When your only sister dies young, there’s a not-so-special world the surviving sister plunges into: the lonely black hole of sibling grief.
In one shattering day, you lose a confidante, a best friend and your only link to the past. No one will share family memories with you like a sister. No one will be there for you 100% when life gets tough. No one will stand beside you as you enter old age.
You are now alone…
You pack up childhood memories no one else knows or cares about. You put them in a box. No need to review those by yourself. What’s the fun of that? You face the future on your own, a generation of one. You are stripped bare.
Do you have a sister, people ask? No, you answer, because the tale is too difficult to tell to casual acquaintances.
Sure, a girlfriend can step in to take a sibling’s place. But a relationship with a friend will never be as deep or as comprehensive as the relationship shared with a sibling. Especially a sister.

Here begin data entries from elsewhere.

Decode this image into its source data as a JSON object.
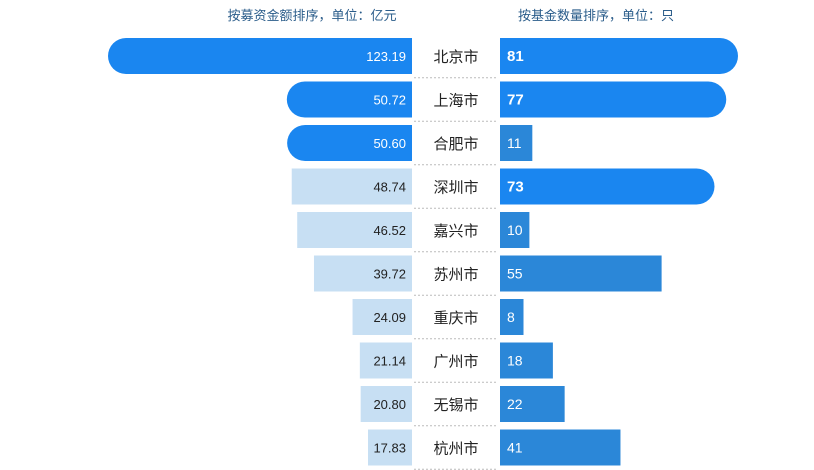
{
  "left_header": "按募资金额排序，单位：亿元",
  "right_header": "按基金数量排序，单位：只",
  "colors": {
    "highlight": "#1a86f0",
    "light": "#c7dff3",
    "medium": "#2b87d8",
    "divider": "#bbbbbb",
    "header_text": "#2a5c8a"
  },
  "chart_data": {
    "type": "bar",
    "categories": [
      "北京市",
      "上海市",
      "合肥市",
      "深圳市",
      "嘉兴市",
      "苏州市",
      "重庆市",
      "广州市",
      "无锡市",
      "杭州市"
    ],
    "series": [
      {
        "name": "按募资金额排序，单位：亿元",
        "values": [
          123.19,
          50.72,
          50.6,
          48.74,
          46.52,
          39.72,
          24.09,
          21.14,
          20.8,
          17.83
        ],
        "labels": [
          "123.19",
          "50.72",
          "50.60",
          "48.74",
          "46.52",
          "39.72",
          "24.09",
          "21.14",
          "20.80",
          "17.83"
        ],
        "highlighted": [
          true,
          true,
          true,
          false,
          false,
          false,
          false,
          false,
          false,
          false
        ]
      },
      {
        "name": "按基金数量排序，单位：只",
        "values": [
          81,
          77,
          11,
          73,
          10,
          55,
          8,
          18,
          22,
          41
        ],
        "labels": [
          "81",
          "77",
          "11",
          "73",
          "10",
          "55",
          "8",
          "18",
          "22",
          "41"
        ],
        "highlighted": [
          true,
          true,
          false,
          true,
          false,
          false,
          false,
          false,
          false,
          false
        ]
      }
    ]
  }
}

But the worst part about sibling grief is the lack of acknowledgement of what you are going through. The people who could support you the most—your parents—are too busy grieving their own loss. And you can’t fault them for that.
So you have to be strong…
When my sister died in a foreign country, I was the first to find out. I became the messenger. I was the first to process the horrible truth and deliver it to my mother. That act placed me in the role of parent instead of child. I had to be strong for my mother. I couldn’t imagine her pain. I was sure it had to be greater than my own.
So, to spare her, I stepped back and dealt with the loss in private. Losing a sister was one thing. But losing a child? My mother’s grief was a supernova. Mine was a tiny cold planet. Or so I thought.

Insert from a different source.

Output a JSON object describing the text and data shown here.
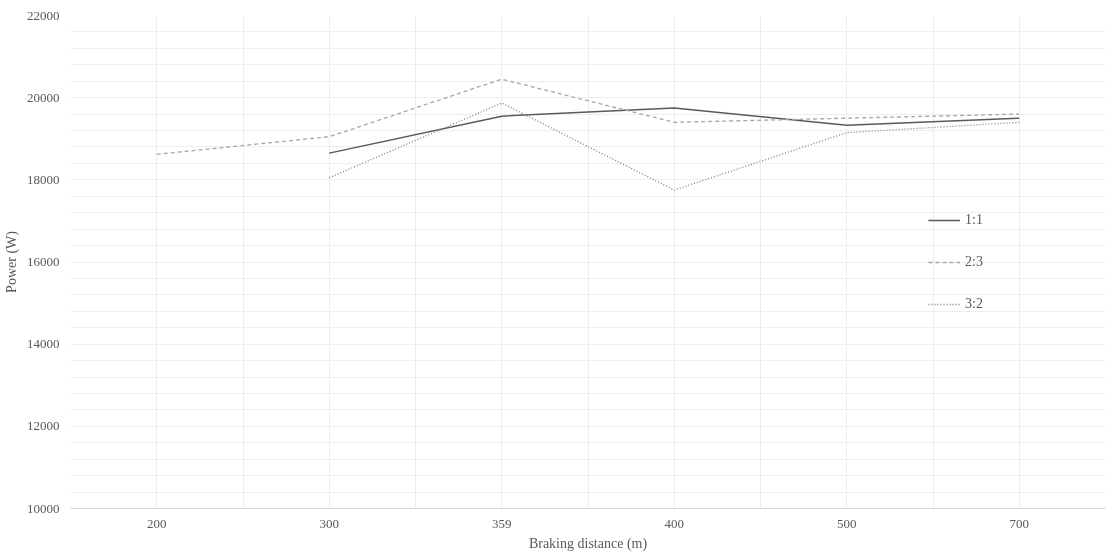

I spent hours with my mother, trying to make sense of my sister’s troubling death, being there for my parent as she dealt with foreign police and the State Department and made long-distance funeral arrangements in the middle of the night in a language she didn’t speak. I was there to listen to her anguish, her self-doubts about her parenting, and all the harrowing assessments of her choices.

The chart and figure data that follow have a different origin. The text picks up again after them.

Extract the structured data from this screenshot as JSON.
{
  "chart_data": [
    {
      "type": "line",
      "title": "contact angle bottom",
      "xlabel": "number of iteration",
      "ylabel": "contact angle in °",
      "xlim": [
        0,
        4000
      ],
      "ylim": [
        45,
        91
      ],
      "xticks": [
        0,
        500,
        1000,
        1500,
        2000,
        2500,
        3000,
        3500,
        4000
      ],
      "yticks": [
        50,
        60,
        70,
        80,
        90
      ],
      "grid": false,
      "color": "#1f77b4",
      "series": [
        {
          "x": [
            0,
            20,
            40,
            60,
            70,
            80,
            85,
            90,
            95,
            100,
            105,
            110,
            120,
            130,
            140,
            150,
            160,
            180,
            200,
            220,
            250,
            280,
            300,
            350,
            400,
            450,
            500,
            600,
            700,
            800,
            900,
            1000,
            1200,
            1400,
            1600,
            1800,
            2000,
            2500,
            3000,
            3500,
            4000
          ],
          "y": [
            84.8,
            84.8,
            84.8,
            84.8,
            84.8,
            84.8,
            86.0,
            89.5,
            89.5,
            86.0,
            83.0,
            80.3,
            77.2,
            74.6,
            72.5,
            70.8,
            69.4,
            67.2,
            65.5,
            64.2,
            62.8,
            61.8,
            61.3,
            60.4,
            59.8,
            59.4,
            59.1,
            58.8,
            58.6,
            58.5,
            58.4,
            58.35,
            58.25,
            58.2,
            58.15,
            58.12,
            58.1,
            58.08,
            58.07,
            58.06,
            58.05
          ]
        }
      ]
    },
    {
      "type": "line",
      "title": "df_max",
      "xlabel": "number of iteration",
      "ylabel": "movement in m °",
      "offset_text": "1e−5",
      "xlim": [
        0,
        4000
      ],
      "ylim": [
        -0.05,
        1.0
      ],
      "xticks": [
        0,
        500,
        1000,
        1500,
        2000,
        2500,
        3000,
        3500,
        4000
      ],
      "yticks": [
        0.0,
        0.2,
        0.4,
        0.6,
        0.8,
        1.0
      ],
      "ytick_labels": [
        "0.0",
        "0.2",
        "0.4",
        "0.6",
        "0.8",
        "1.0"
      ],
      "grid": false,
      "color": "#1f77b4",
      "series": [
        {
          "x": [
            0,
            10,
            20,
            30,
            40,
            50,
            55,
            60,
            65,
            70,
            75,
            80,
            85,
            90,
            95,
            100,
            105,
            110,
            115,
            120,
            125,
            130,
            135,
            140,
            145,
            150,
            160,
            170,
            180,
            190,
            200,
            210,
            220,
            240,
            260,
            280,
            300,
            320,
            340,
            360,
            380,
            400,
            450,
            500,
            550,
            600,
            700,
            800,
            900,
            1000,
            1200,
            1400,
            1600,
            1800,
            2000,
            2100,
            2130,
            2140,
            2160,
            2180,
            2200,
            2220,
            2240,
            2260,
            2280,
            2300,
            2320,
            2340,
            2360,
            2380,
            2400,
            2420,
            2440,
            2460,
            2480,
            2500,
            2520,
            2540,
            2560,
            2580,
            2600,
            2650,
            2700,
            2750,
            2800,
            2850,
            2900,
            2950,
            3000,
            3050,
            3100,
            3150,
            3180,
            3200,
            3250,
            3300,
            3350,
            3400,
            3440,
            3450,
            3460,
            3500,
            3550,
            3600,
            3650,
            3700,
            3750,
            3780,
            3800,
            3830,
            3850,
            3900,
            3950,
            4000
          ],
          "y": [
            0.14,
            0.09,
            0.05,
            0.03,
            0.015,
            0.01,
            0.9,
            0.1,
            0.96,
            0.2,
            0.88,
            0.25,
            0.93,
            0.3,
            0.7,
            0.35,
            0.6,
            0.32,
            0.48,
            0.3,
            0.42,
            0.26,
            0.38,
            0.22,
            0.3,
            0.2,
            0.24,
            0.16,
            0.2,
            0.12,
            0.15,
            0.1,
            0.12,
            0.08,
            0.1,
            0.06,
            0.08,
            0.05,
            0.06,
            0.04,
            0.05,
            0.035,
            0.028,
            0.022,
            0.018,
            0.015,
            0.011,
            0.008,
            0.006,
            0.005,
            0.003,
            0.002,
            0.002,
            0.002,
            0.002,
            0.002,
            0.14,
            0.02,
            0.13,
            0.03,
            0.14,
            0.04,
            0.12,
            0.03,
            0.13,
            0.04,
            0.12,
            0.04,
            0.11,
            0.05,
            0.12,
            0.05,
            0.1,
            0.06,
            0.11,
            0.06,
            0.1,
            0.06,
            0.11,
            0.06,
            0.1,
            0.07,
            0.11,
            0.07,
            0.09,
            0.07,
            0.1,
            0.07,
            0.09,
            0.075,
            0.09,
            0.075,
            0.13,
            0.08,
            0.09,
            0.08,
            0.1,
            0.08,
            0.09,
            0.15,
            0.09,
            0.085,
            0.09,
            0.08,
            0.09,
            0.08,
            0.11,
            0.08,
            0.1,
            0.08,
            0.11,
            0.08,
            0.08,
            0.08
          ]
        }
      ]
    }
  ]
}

I stood by, trying my best to support my mother as she was showered with sympathy. Flowers arrived. Cards. Social media posts—all sent to her and “the family.” People embraced my mother with tenderness and strength and spoke their sad words of support. I got an arm brush or quiet hug.
I was an accessory to my mother’s grief.
Being older, my mother had support from friends who had lost a child. She could commiserate with other women who carried a similar gash in their hearts.
But for me, such comrades were scarce.
Of all the people I knew, only one casual friend had lost a sibling. I tried group therapy, but I didn’t care to bare my heart to strangers. I was left with no one to share my feelings with, no one who would really understand what an all-encompassing loss I had suffered.
So that’s why I’ve written this post. To raise awareness.
Many people don’t realize how grief affects siblings. It’s deeper than anything you can imagine.